»Uma palidez esverdeada invadiu as faces do conde de Morcerf e os seus olhos injectaram-se de sangue ao ouvir aquelas acusações terríveis, que a assembleia acolheu com lúgubre silêncio.
»Haydée, sempre calma, mas muito mais ameaçadora na sua calma do que outra o seria na sua cólera, estendeu ao presidente o registo da venda, redigido em língua árabe.
»Como, se pensara que algumas das provas produzidas fossem redigidas em árabe, romaico ou turco, o intérprete da Câmara fora convocado. Chamaram-no. Um dos nobres pares a quem a língua árabe, que aprendera durante a sublime campanha do Egipto, era familiar seguiu no velino a leitura que o tradutor fez em voz alta: "Eu, El-Kobbir, negociante de escravos e fornecedor do harém, de S. M., reconheço ter recebido para a remeter ao sublime imperador, do senhor francês conde de Monte-Cristo, uma esmeralda avaliada em duas mil bolsas, para pagamento de uma jovem escrava cristã de onze anos de idade, chamada Haydée e filha reconhecida do defunto Sr. Ali-tebelin, paxá de Janina, e de Vasiliki, sua favorita; a qual me fora vendida há sete anos, com sua mãe, que morreu ao chegar a Constantinopla, por um coronel francês ao serviço do vizir Ali-Tebelin, chamado Fernand Mondego. A supracitada venda fora-me feita por conta de S. M., de quem tinha mandato, mediante a quantia de mil bolsas. Feito em Constantinopla, com autorização de S.M., no ano de 1247 da hégira.

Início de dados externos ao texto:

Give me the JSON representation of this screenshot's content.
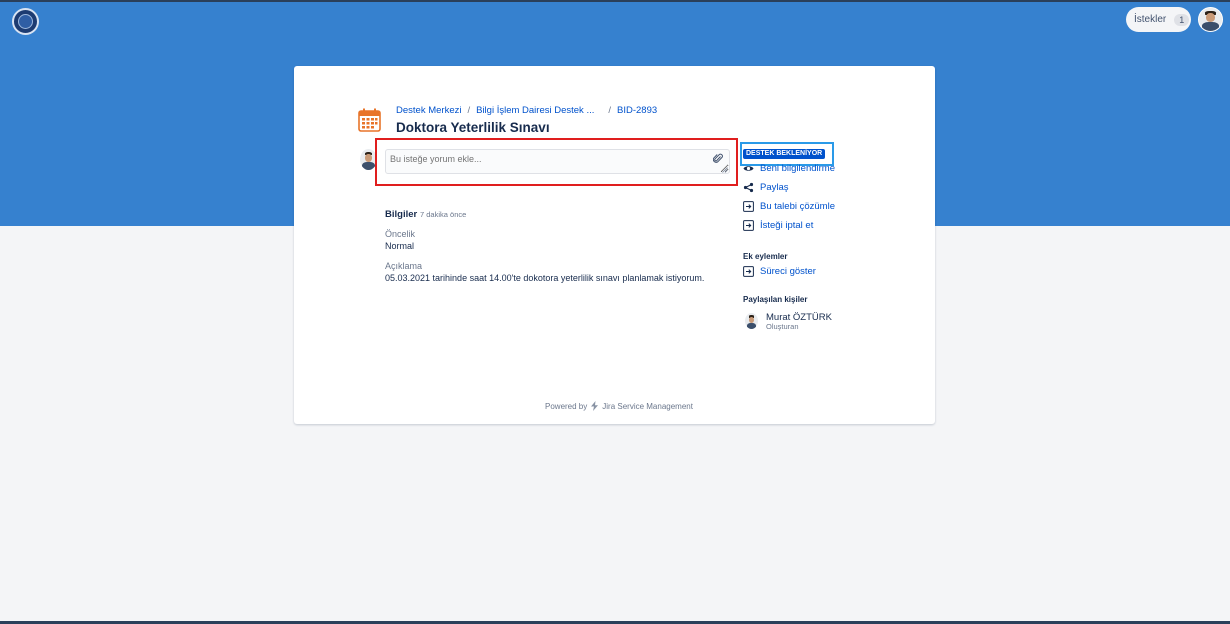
{
  "header": {
    "requests_label": "İstekler",
    "requests_count": "1"
  },
  "breadcrumb": {
    "items": [
      "Destek Merkezi",
      "Bilgi İşlem Dairesi Destek ...",
      "BID-2893"
    ],
    "separator": "/"
  },
  "request": {
    "title": "Doktora Yeterlilik Sınavı",
    "comment_placeholder": "Bu isteğe yorum ekle..."
  },
  "sidebar": {
    "status": "DESTEK BEKLENİYOR",
    "actions": [
      {
        "label": "Beni bilgilendirme",
        "icon": "eye-icon"
      },
      {
        "label": "Paylaş",
        "icon": "share-icon"
      },
      {
        "label": "Bu talebi çözümle",
        "icon": "transition-icon"
      },
      {
        "label": "İsteği iptal et",
        "icon": "transition-icon"
      }
    ],
    "extra_title": "Ek eylemler",
    "extra_actions": [
      {
        "label": "Süreci göster",
        "icon": "transition-icon"
      }
    ],
    "shared_title": "Paylaşılan kişiler",
    "people": [
      {
        "name": "Murat ÖZTÜRK",
        "role": "Oluşturan"
      }
    ]
  },
  "details": {
    "title": "Bilgiler",
    "time": "7 dakika önce",
    "fields": [
      {
        "label": "Öncelik",
        "value": "Normal"
      },
      {
        "label": "Açıklama",
        "value": "05.03.2021 tarihinde saat 14.00'te dokotora yeterlilik sınavı planlamak istiyorum."
      }
    ]
  },
  "footer": {
    "powered_by": "Powered by",
    "product": "Jira Service Management"
  },
  "colors": {
    "header_bg": "#3681cf",
    "link": "#0052cc",
    "highlight_red": "#e01e1e",
    "highlight_blue": "#2a9ae8"
  }
}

Assinado, EL-KOBBIR. Para lhe dar toda a fé, todo o crédito e toda a autenticidade, o presente documento será autenticado com o selo imperial, que o vendedor se obriga a que lhe seja aposto."
»Depois da assinatura do negociante, via-se efectivamente o selo do sublime imperador.
»Seguiu-se a tudo isto um silêncio terrível. O conde já só tinha olhos, e esses olhos, presos, mal-grado seu, a Haydée, pareciam de lume e de sangue.
»- Minha senhora, poderemos interrogar o conde de Monte-Cristo, que se encontra em Paris consigo, segundo creio? - perguntou o presidente.
»- Senhor - respondeu Haydée -, o conde de Monte-Cristo, meu outro pai, está na Normandia há três dias.
»- Mas então, minha senhora, quem lhe aconselhou esta diligência, que a comissão lhe agradece e que, aliás, é perfeitamente natural em face do seu nascimento e dos seus infortúnios? - perguntou o presidente.
»- Senhor - respondeu Haydée -, esta diligência foi-me aconselhada pelo meu respeito e pela minha dor. Apesar de cristã, sempre pensei (Deus me perdoe!) vingar o meu ilustre pai.